Saturday night, we headed over again for the final performance of Mawazine 2010—Sting. Now I have been a fan of Sting (ok, the Police) since listening to my older brother yell “ROXanne,” at the top of his lungs when we were stopped at a red light once. My friend Shannon texted me back in March with news that he was coming. “Want 2 go?” “YES!!!!!” I sent back. Are you kidding? I figured the crowd would be packed with middle-aged women, all of us with fond memories of watching the video of “Don’t Stand So Close to Me” with the Police dancing round in academic robes and Sting being the teacher and taking off his shirt (!!), back when it debuted on that new channel called MTV.
Shannon and her son parked outside our house and we all walked over. Shannon and her son are tall but our family tends to be height-challenged, so we didn’t want to go as far front as they did. Unless you are in the very front, it’s better to be further back if you’re short. Otherwise all you can see are the backs of other people’s heads. We did try going further up, but that didn’t work. We found a spot a short distance behind some exceptionally tall people—I mean seriously, these guys were either Dutch or Amalakite—and we noticed that the space directly behind them wasn’t filling up, which meant we could actually see the giant screen.
I could feel my phone, in my pocket, ringing. “HELLO?” I shouted. “It’s Jenny!” announced my friend. “Where are you?”
I told her, although I didn’t think for a minute she’d find us. Shannon and I both held up our hands and waved defeatistly. But find us she did! She and her daughter were carrying a folding chair and a step stool. I stood on the stool and caught a glimpse of the orchestra coming in, and Sting striding onto the stage. He was performing with the Moroccan Philharmonic Orchestra! Cool, we agreed.

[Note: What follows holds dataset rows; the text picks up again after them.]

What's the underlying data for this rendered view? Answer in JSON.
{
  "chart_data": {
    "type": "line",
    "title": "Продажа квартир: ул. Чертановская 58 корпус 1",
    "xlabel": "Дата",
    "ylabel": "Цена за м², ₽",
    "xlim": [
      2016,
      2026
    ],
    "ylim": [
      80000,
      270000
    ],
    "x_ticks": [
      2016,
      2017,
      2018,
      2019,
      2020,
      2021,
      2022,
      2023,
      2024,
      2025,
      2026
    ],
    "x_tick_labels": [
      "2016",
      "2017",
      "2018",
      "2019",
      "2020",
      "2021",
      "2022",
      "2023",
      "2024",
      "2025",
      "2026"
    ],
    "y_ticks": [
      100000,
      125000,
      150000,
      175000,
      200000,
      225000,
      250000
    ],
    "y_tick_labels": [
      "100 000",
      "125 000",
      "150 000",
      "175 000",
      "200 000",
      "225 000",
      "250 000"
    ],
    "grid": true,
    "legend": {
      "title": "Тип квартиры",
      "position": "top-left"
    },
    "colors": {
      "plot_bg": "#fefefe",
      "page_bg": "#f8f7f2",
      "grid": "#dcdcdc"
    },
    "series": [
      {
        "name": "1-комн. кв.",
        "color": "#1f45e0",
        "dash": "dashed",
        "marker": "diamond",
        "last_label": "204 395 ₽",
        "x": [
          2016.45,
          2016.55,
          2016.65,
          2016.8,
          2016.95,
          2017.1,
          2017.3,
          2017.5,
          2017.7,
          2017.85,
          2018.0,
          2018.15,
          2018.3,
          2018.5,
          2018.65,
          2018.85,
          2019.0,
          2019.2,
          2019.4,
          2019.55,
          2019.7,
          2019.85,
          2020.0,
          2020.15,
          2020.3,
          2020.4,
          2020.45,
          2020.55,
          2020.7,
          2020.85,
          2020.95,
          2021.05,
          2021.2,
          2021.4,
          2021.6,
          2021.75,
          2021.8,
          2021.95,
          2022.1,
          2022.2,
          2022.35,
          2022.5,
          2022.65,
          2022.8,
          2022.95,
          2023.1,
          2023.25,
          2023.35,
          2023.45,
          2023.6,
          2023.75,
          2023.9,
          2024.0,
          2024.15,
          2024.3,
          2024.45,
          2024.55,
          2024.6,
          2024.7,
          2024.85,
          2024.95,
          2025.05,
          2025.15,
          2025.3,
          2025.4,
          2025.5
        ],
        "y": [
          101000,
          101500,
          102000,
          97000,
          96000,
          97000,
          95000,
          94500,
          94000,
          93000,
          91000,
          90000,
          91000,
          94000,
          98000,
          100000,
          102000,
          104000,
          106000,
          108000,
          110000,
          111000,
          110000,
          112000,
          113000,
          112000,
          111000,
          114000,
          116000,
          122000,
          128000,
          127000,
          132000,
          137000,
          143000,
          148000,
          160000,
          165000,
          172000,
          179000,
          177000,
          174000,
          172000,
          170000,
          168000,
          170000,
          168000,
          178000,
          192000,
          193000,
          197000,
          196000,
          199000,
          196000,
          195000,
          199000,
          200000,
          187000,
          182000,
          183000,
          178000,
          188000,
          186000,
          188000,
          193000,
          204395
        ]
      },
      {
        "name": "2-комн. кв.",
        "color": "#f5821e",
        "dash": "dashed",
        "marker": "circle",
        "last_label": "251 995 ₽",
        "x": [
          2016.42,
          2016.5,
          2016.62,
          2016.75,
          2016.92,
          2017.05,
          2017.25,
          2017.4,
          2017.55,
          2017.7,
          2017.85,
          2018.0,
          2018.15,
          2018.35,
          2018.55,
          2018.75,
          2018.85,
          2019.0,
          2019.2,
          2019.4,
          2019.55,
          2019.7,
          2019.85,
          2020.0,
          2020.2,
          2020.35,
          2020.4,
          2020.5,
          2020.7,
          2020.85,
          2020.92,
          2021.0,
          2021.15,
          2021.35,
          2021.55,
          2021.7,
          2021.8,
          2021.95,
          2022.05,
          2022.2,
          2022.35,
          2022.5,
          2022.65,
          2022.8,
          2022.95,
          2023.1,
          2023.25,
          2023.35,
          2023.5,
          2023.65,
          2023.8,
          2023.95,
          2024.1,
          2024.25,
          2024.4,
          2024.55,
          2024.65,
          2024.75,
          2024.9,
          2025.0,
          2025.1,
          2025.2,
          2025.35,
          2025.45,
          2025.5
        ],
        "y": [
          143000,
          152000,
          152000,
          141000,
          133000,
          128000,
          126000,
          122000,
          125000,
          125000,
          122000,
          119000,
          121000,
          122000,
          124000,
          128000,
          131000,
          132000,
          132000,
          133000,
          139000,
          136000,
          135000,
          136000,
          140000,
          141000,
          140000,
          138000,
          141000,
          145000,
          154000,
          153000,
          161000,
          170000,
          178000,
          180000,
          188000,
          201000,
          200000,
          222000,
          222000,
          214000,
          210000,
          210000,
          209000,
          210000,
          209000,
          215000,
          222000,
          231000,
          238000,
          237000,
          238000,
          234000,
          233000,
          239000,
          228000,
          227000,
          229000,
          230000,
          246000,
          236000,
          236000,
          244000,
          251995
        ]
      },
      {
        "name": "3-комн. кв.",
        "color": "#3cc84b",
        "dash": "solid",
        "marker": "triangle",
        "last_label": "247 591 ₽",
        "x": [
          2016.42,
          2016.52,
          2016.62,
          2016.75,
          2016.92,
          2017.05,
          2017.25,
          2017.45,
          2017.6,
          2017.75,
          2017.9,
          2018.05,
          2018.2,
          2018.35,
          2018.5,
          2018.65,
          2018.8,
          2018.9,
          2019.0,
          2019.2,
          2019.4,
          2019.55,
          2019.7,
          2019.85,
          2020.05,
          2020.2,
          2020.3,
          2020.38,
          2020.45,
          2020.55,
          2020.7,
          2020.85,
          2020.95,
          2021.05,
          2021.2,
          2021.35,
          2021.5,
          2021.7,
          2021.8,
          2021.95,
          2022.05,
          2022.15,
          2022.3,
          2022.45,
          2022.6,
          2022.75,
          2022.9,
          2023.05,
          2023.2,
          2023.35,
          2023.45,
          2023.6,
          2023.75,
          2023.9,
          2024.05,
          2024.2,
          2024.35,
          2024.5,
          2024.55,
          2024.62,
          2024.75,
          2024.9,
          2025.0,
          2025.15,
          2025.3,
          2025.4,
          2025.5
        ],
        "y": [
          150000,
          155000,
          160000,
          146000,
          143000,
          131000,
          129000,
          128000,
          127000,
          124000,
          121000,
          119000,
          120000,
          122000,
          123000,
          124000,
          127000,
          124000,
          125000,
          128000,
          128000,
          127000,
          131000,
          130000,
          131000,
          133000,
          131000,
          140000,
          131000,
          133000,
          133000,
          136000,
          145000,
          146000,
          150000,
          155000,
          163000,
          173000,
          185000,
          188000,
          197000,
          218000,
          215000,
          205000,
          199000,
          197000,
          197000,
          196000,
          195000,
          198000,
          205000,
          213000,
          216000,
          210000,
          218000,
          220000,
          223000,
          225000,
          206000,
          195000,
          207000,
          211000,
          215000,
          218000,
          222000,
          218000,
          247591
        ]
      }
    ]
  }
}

I thought it was a great concert. Shannon and I and many of those around us sang along to “Englishman in New York.” But after about 2 or 3 songs, Donn and the boys returned to us (they’d been trying to get closer). “This is LAME!” Donn said. “What?” I said. I looked at the teens, who were rolling their eyes and going on about orchestras and lameness. The word “Fail” was bandied about. Donn went so far as to say “Lawrence Welk.” What???
Donn and the boys went home. We couldn’t believe it. But, honestly, we were quite happy to have them go. We settled down to enjoy ourselves.
I noticed that the people around me seemed to know the same songs I did; at least we sang along to the same ones. I was more likely to know words of the verses; everyone else joined in just for the chorus, with varying degrees of accuracy as to musical keys or pronunciation of English words. (Sample: every little thing she does his magic) The grounds were packed at this point, and streams of people, connected to each other by holding hands or with hands on shoulder, kept trying to move, pointlessly it seemed, from one spot to another. We were constantly being pushed aside, asked to move, bumped into. I was hoping he’d do “Don’t Stand So Close to Me,” in homage to the shoulder-to-shoulder and hip-to-hip crowd, but he didn’t.
And I will admit that his versions of certain classics, like “Roxanne” and “Every Breath You Take,” were more swoony than rocking. “ROXanne” should be shouted! “Every Breath” should be edgy and slightly creepy, but still suitable for being dedicated on the radio to a jerky and clueless high school boy by a heart-broken high school girl. What? Oh like you never did that.
The crowd enjoyed it all. Sting did a raucous two encores, including a beautiful performance by a Moroccan drummer on “Desert Rose.” And I have never seen as active a conductor as the one that night. He sang along, he danced along.
Going home was adventurous, navigating crowds and traffic all mixed together, but we made it through, more thankful than ever to be on our own two feet and not snarled in a pointless traffic jam made worse by everyone’s impatience.
We got home just after midnight. Abel had fallen asleep fully clothed, but Elliot and Shannon’s son were still up to let us in and tell us again how LAME it had been. They’d passed their time playing games and listening to the faint strains of the concert through the windows. They left, the kids went to bed, and Donn and I stood out on the balcony, watching a long, loud, impressive display of fireworks to close the music festival.